The following are code snippets that rely on the order of folders to label samples.

https://github.com/ML-Bioinfo-CEITEC/genomic_benchmarks/blob/75e3f190104625445f79363522fc8bf16f41590f/src/genomic_benchmarks/data_check/info.py#L99-L105

https://github.com/ML-Bioinfo-CEITEC/genomic_benchmarks/blob/75e3f190104625445f79363522fc8bf16f41590f/src/genomic_benchmarks/dataset_getters/pytorch_datasets.py#L38-L39

Tensorflow notebook demo :arrow_down:

CLASSES = [x.stem for x in (SEQ_PATH/'train').iterdir() if x.is_dir()]

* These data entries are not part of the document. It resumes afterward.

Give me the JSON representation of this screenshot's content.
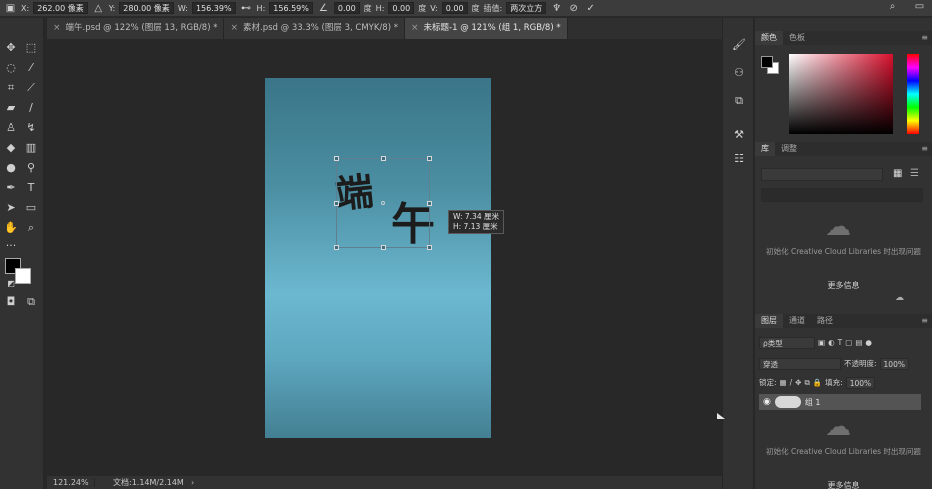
{
  "options_bar": {
    "x_label": "X:",
    "x_value": "262.00 像素",
    "y_label": "Y:",
    "y_value": "280.00 像素",
    "w_label": "W:",
    "w_value": "156.39%",
    "h_label": "H:",
    "h_value": "156.59%",
    "angle_value": "0.00",
    "deg_label": "度",
    "hskew_label": "H:",
    "hskew_value": "0.00",
    "hskew_unit": "度",
    "vskew_label": "V:",
    "vskew_value": "0.00",
    "vskew_unit": "度",
    "interp_label": "插值:",
    "interp_value": "两次立方"
  },
  "tabs": [
    {
      "label": "端午.psd @ 122% (图层 13, RGB/8) *"
    },
    {
      "label": "素材.psd @ 33.3% (图层 3, CMYK/8) *"
    },
    {
      "label": "未标题-1 @ 121% (组 1, RGB/8) *"
    }
  ],
  "canvas": {
    "char1": "端",
    "char2": "午",
    "tooltip_w": "W: 7.34 厘米",
    "tooltip_h": "H: 7.13 厘米"
  },
  "status": {
    "zoom": "121.24%",
    "doc_info": "文档:1.14M/2.14M"
  },
  "color_panel": {
    "tab_color": "颜色",
    "tab_swatches": "色板"
  },
  "library_panel": {
    "tab_library": "库",
    "tab_adjust": "调整",
    "message": "初始化 Creative Cloud Libraries 时出现问题",
    "more": "更多信息"
  },
  "layers_panel": {
    "tab_layers": "图层",
    "tab_channels": "通道",
    "tab_paths": "路径",
    "filter_kind": "ρ类型",
    "blend_mode": "穿透",
    "opacity_label": "不透明度:",
    "opacity_value": "100%",
    "lock_label": "锁定:",
    "fill_label": "填充:",
    "fill_value": "100%",
    "layer_name": "组 1",
    "message": "初始化 Creative Cloud Libraries 时出现问题",
    "more": "更多信息"
  },
  "colors": {
    "accent_red": "#d8102d",
    "panel_bg": "#323232",
    "canvas_bg": "#282828"
  }
}
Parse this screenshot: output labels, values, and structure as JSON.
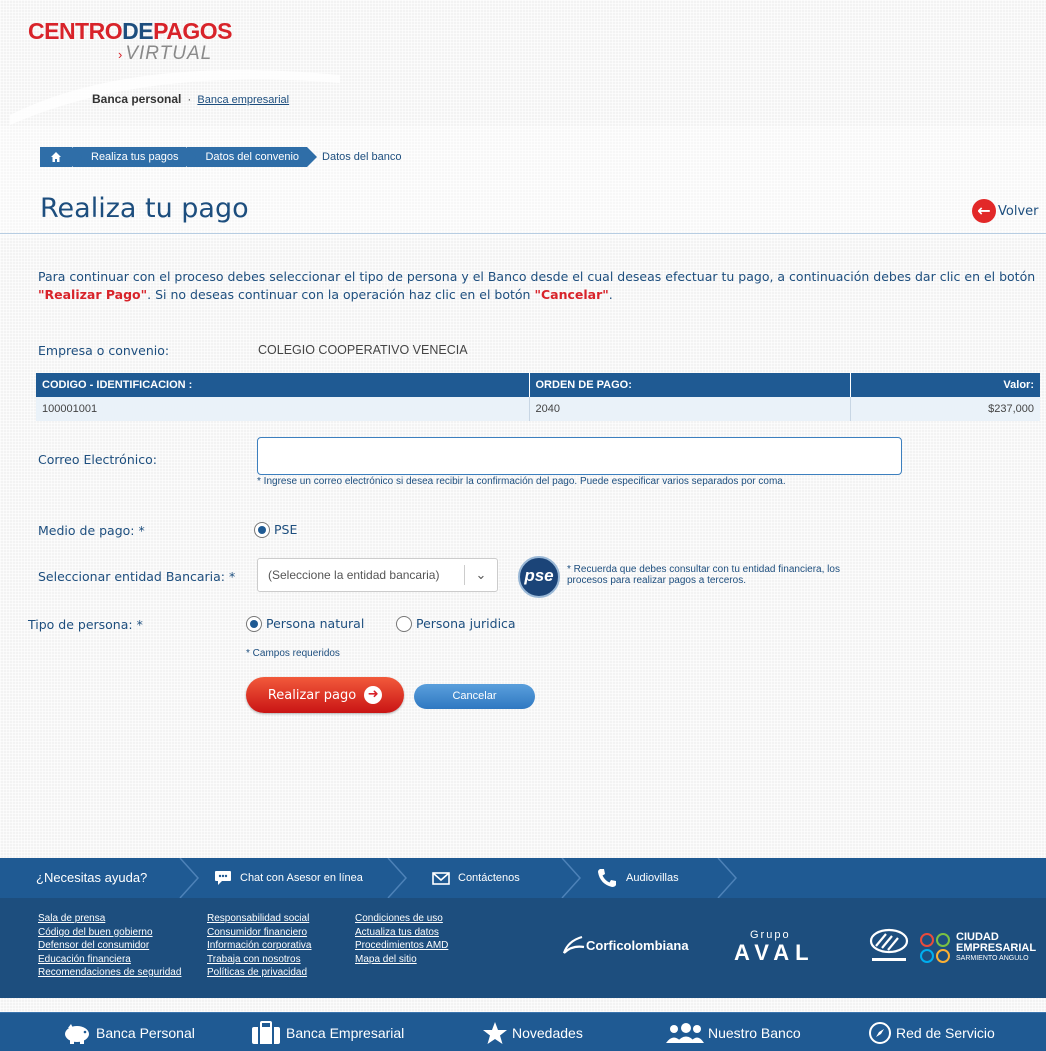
{
  "header": {
    "logo_line1_red": "CENTRO",
    "logo_line1_blue": "DE",
    "logo_line1_red2": "PAGOS",
    "logo_line2": "VIRTUAL",
    "nav_personal": "Banca personal",
    "nav_sep": "·",
    "nav_empresarial": "Banca empresarial"
  },
  "breadcrumb": {
    "items": [
      "Realiza tus pagos",
      "Datos del convenio",
      "Datos del banco"
    ]
  },
  "page": {
    "title": "Realiza tu pago",
    "back_label": "Volver",
    "intro_part1": "Para continuar con el proceso debes seleccionar el tipo de persona y el Banco desde el cual deseas efectuar tu pago, a continuación debes dar clic en el botón ",
    "intro_hl1": "\"Realizar Pago\"",
    "intro_part2": ". Si no deseas continuar con la operación haz clic en el botón ",
    "intro_hl2": "\"Cancelar\"",
    "intro_part3": "."
  },
  "payment": {
    "empresa_label": "Empresa o convenio:",
    "empresa_value": "COLEGIO COOPERATIVO VENECIA",
    "table": {
      "headers": [
        "CODIGO - IDENTIFICACION :",
        "ORDEN DE PAGO:",
        "Valor:"
      ],
      "row": [
        "100001001",
        "2040",
        "$237,000"
      ]
    }
  },
  "form": {
    "email_label": "Correo Electrónico:",
    "email_value": "",
    "email_hint": "* Ingrese un correo electrónico si desea recibir la confirmación del pago. Puede especificar varios separados por coma.",
    "medio_label": "Medio de pago: *",
    "medio_option": "PSE",
    "entidad_label": "Seleccionar entidad Bancaria: *",
    "entidad_selected": "(Seleccione la entidad bancaria)",
    "pse_logo_text": "pse",
    "pse_note": "* Recuerda que debes consultar con tu entidad financiera,   los procesos para realizar pagos a terceros.",
    "tipo_label": "Tipo de persona: *",
    "tipo_natural": "Persona natural",
    "tipo_juridica": "Persona juridica",
    "required_note": "* Campos requeridos",
    "pay_button": "Realizar pago",
    "cancel_button": "Cancelar"
  },
  "footer": {
    "help_title": "¿Necesitas ayuda?",
    "chat": "Chat con Asesor en línea",
    "contact": "Contáctenos",
    "audio": "Audiovillas",
    "col1": [
      "Sala de prensa",
      "Código del buen gobierno",
      "Defensor del consumidor",
      "Educación financiera",
      "Recomendaciones de seguridad"
    ],
    "col2": [
      "Responsabilidad social",
      "Consumidor financiero",
      "Información corporativa",
      "Trabaja con nosotros",
      "Políticas de privacidad"
    ],
    "col3": [
      "Condiciones de uso",
      "Actualiza tus datos",
      "Procedimientos AMD",
      "Mapa del sitio"
    ],
    "corficolombiana": "Corficolombiana",
    "grupo": "Grupo",
    "aval": "AVAL",
    "ciudad1": "CIUDAD",
    "ciudad2": "EMPRESARIAL",
    "ciudad3": "SARMIENTO ANGULO",
    "nav": [
      "Banca Personal",
      "Banca Empresarial",
      "Novedades",
      "Nuestro Banco",
      "Red de Servicio"
    ]
  },
  "colors": {
    "brand_blue": "#1d4e7e",
    "accent_red": "#d8232a",
    "table_header": "#1f5a93",
    "cancel_blue": "#3b86cf"
  }
}
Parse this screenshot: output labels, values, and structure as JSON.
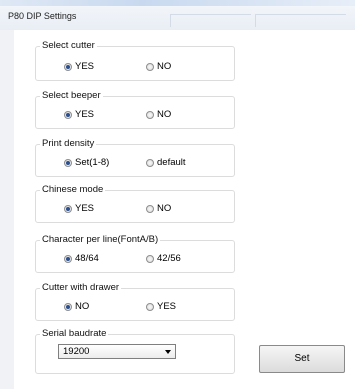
{
  "window": {
    "title": "P80 DIP Settings"
  },
  "groups": [
    {
      "legend": "Select cutter",
      "options": [
        {
          "label": "YES",
          "checked": true
        },
        {
          "label": "NO",
          "checked": false
        }
      ]
    },
    {
      "legend": "Select beeper",
      "options": [
        {
          "label": "YES",
          "checked": true
        },
        {
          "label": "NO",
          "checked": false
        }
      ]
    },
    {
      "legend": "Print density",
      "options": [
        {
          "label": "Set(1-8)",
          "checked": true
        },
        {
          "label": "default",
          "checked": false
        }
      ]
    },
    {
      "legend": "Chinese mode",
      "options": [
        {
          "label": "YES",
          "checked": true
        },
        {
          "label": "NO",
          "checked": false
        }
      ]
    },
    {
      "legend": "Character per line(FontA/B)",
      "options": [
        {
          "label": "48/64",
          "checked": true
        },
        {
          "label": "42/56",
          "checked": false
        }
      ]
    },
    {
      "legend": "Cutter with drawer",
      "options": [
        {
          "label": "NO",
          "checked": true
        },
        {
          "label": "YES",
          "checked": false
        }
      ]
    }
  ],
  "baudrate": {
    "legend": "Serial baudrate",
    "value": "19200"
  },
  "buttons": {
    "set_label": "Set"
  }
}
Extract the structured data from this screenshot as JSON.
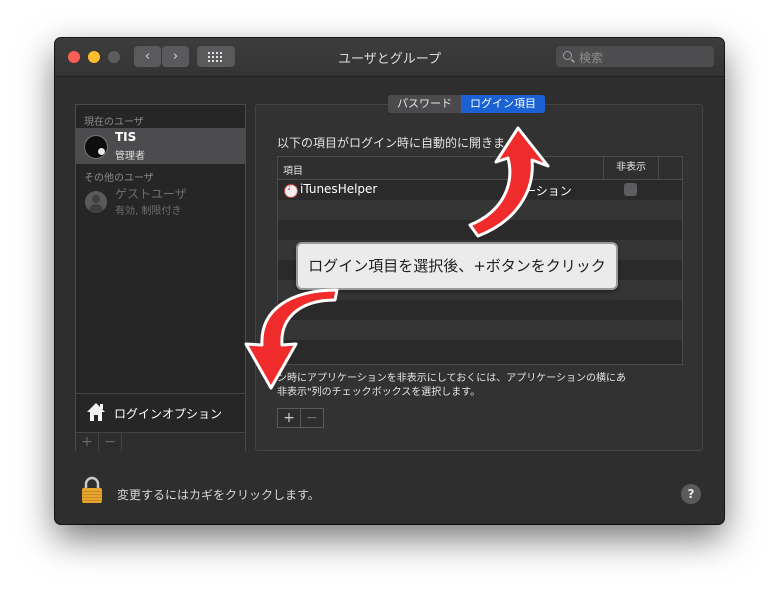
{
  "window": {
    "title": "ユーザとグループ",
    "search_placeholder": "検索",
    "nav_back": "‹",
    "nav_forward": "›"
  },
  "sidebar": {
    "current_user_header": "現在のユーザ",
    "current_user": {
      "name": "TIS",
      "role": "管理者"
    },
    "other_users_header": "その他のユーザ",
    "guest_user": {
      "name": "ゲストユーザ",
      "status": "有効, 制限付き"
    },
    "login_options_label": "ログインオプション",
    "add_label": "+",
    "remove_label": "−"
  },
  "tabs": [
    {
      "label": "パスワード",
      "selected": false
    },
    {
      "label": "ログイン項目",
      "selected": true
    }
  ],
  "main": {
    "description": "以下の項目がログイン時に自動的に開きま",
    "columns": {
      "item": "項目",
      "hide": "非表示"
    },
    "rows": [
      {
        "name": "iTunesHelper",
        "kind": "ケーション",
        "hidden": false
      }
    ],
    "note": "ン時にアプリケーションを非表示にしておくには、アプリケーションの横にあ\n非表示\"列のチェックボックスを選択します。",
    "add_label": "+",
    "remove_label": "−"
  },
  "footer": {
    "lock_text": "変更するにはカギをクリックします。",
    "help_label": "?"
  },
  "annotation": {
    "callout_text": "ログイン項目を選択後、+ボタンをクリック",
    "arrow_color": "#ef2b2b"
  },
  "colors": {
    "accent": "#1a62d4",
    "traffic_close": "#fd5f57",
    "traffic_minimize": "#febc2e",
    "traffic_zoom": "#5d5d5f"
  }
}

train_dset = tf.keras.preprocessing.text_dataset_from_directory(
    SEQ_PATH / 'train',
    batch_size=BATCH_SIZE,
    class_names=CLASSES)
MartinekV commented 2 years ago

Update: We dont have to require explicit labels, but we need to give users the opportunity to explicitly numericalize labels. This means we should add optional parameter to the pytorch datasets, which will allow for explicit numericalization.